If you are a libertarian, you should vote for Robert Sarvis; you’re on your own for the rest of the ticket.

Robert Sarvis is running a strong campaign for the libertarian ticket in Virginia this year, I suspect largely because mainstream conservatives are dissatisfied with Cuccinelli’s social agenda. Sarvis’s platform sounds traditionally libertarian: his policies support weak government largely unable to regulate both personal and corporate behavior. As such, he takes some positions that are typically considered contradictory, such as a significant liberalizing of drug and marriage laws, deregulation of gun purchases, dismantling the public school system, and rewriting the tax code. If this sounds like you, vote for Sarvis.

Side note: Many libertarians claim Sarvis’s low numbers are due to voters feeling like they must choose between a Republican or Democrat or waste their vote; I think there just aren’t that many people comfortable with the libertarian platform.

If you are disgusted with all three options, think politics is a corrupt and unredeemable system, or think all three of these guys are equally bad, do not vote.
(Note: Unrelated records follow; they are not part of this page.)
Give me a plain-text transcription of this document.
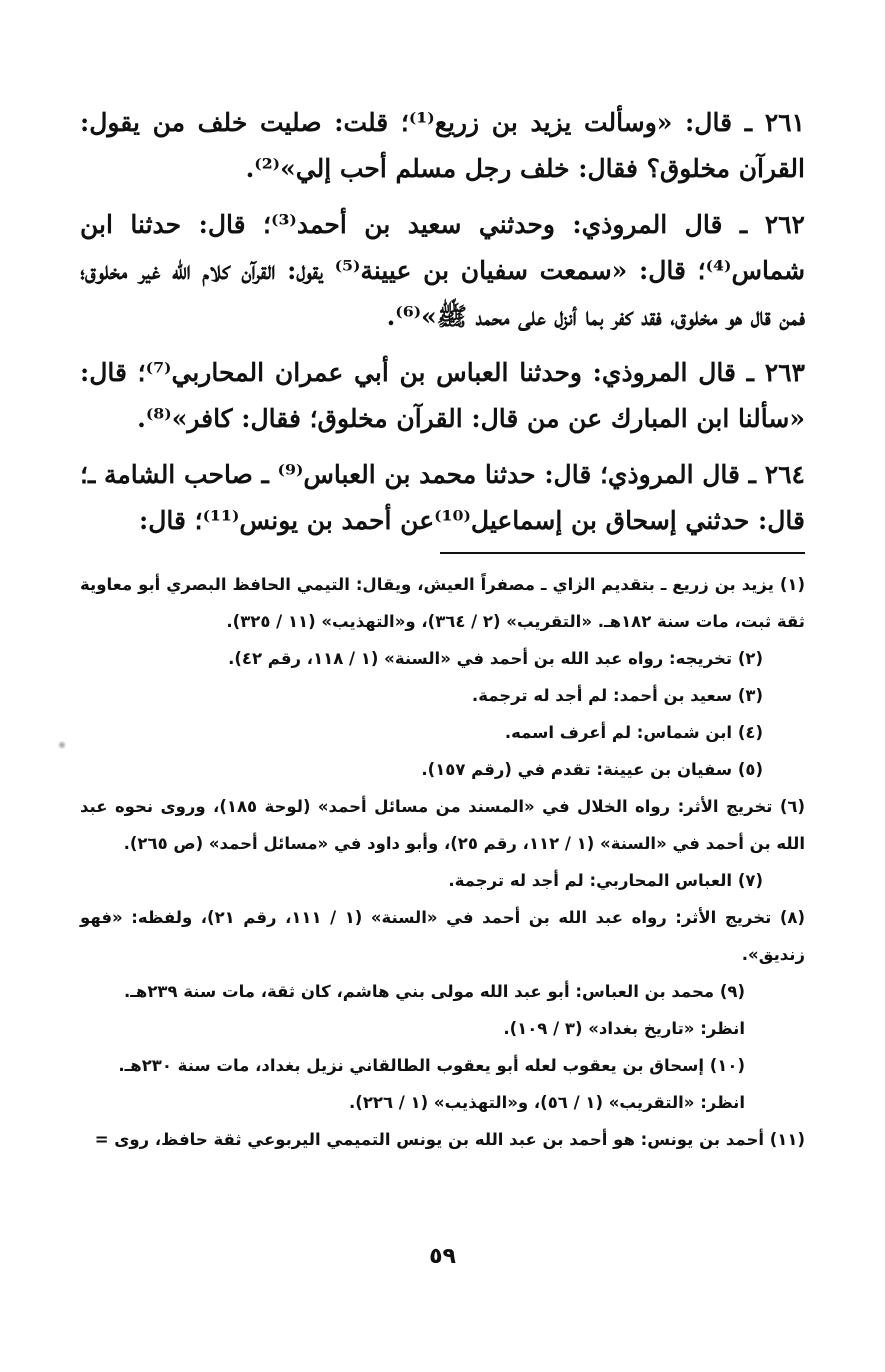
٢٦١ ـ قال: «وسألت يزيد بن زريع⁽¹⁾؛ قلت: صليت خلف من يقول: القرآن مخلوق؟ فقال: خلف رجل مسلم أحب إلي»⁽²⁾.

٢٦٢ ـ قال المروذي: وحدثني سعيد بن أحمد⁽³⁾؛ قال: حدثنا ابن شماس⁽⁴⁾؛ قال: «سمعت سفيان بن عيينة⁽⁵⁾ يقول: القرآن كلام الله غير مخلوق؛ فمن قال هو مخلوق، فقد كفر بما أنزل على محمد ﷺ»⁽⁶⁾.

٢٦٣ ـ قال المروذي: وحدثنا العباس بن أبي عمران المحاربي⁽⁷⁾؛ قال: «سألنا ابن المبارك عن من قال: القرآن مخلوق؛ فقال: كافر»⁽⁸⁾.

٢٦٤ ـ قال المروذي؛ قال: حدثنا محمد بن العباس⁽⁹⁾ ـ صاحب الشامة ـ؛ قال: حدثني إسحاق بن إسماعيل⁽¹⁰⁾عن أحمد بن يونس⁽¹¹⁾؛ قال:

(١) يزيد بن زريع ـ بتقديم الزاي ـ مصفراً العيش، ويقال: التيمي الحافظ البصري أبو معاوية ثقة ثبت، مات سنة ١٨٢هـ. «التقريب» (٢ / ٣٦٤)، و«التهذيب» (١١ / ٣٢٥).

(٢) تخريجه: رواه عبد الله بن أحمد في «السنة» (١ / ١١٨، رقم ٤٢).

(٣) سعيد بن أحمد: لم أجد له ترجمة.

(٤) ابن شماس: لم أعرف اسمه.

(٥) سفيان بن عيينة: تقدم في (رقم ١٥٧).

(٦) تخريج الأثر: رواه الخلال في «المسند من مسائل أحمد» (لوحة ١٨٥)، وروى نحوه عبد الله بن أحمد في «السنة» (١ / ١١٢، رقم ٢٥)، وأبو داود في «مسائل أحمد» (ص ٢٦٥).

(٧) العباس المحاربي: لم أجد له ترجمة.

(٨) تخريج الأثر: رواه عبد الله بن أحمد في «السنة» (١ / ١١١، رقم ٢١)، ولفظه: «فهو زنديق».

(٩) محمد بن العباس: أبو عبد الله مولى بني هاشم، كان ثقة، مات سنة ٢٣٩هـ.

انظر: «تاريخ بغداد» (٣ / ١٠٩).

(١٠) إسحاق بن يعقوب لعله أبو يعقوب الطالقاني نزيل بغداد، مات سنة ٢٣٠هـ.

انظر: «التقريب» (١ / ٥٦)، و«التهذيب» (١ / ٢٢٦).

(١١) أحمد بن يونس: هو أحمد بن عبد الله بن يونس التميمي اليربوعي ثقة حافظ، روى =

٥٩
Seriously, stay home. Although there’s a lot of pressure to get out and vote, if you don’t like the system, don’t think your participation matters, or don’t understand the issues well enough to be able to see the distinct differences between the candidates, we are all probably better off without your input.

If you are a Republican or a Democrat but are very upset with your party’s choice…

Then you need to get involved in the process a lot earlier than the general election. Your local organizations are easily approachable, and you have many opportunities during the year to drive the selection of local and state-level candidates. Waiting until the general election is waiting too long.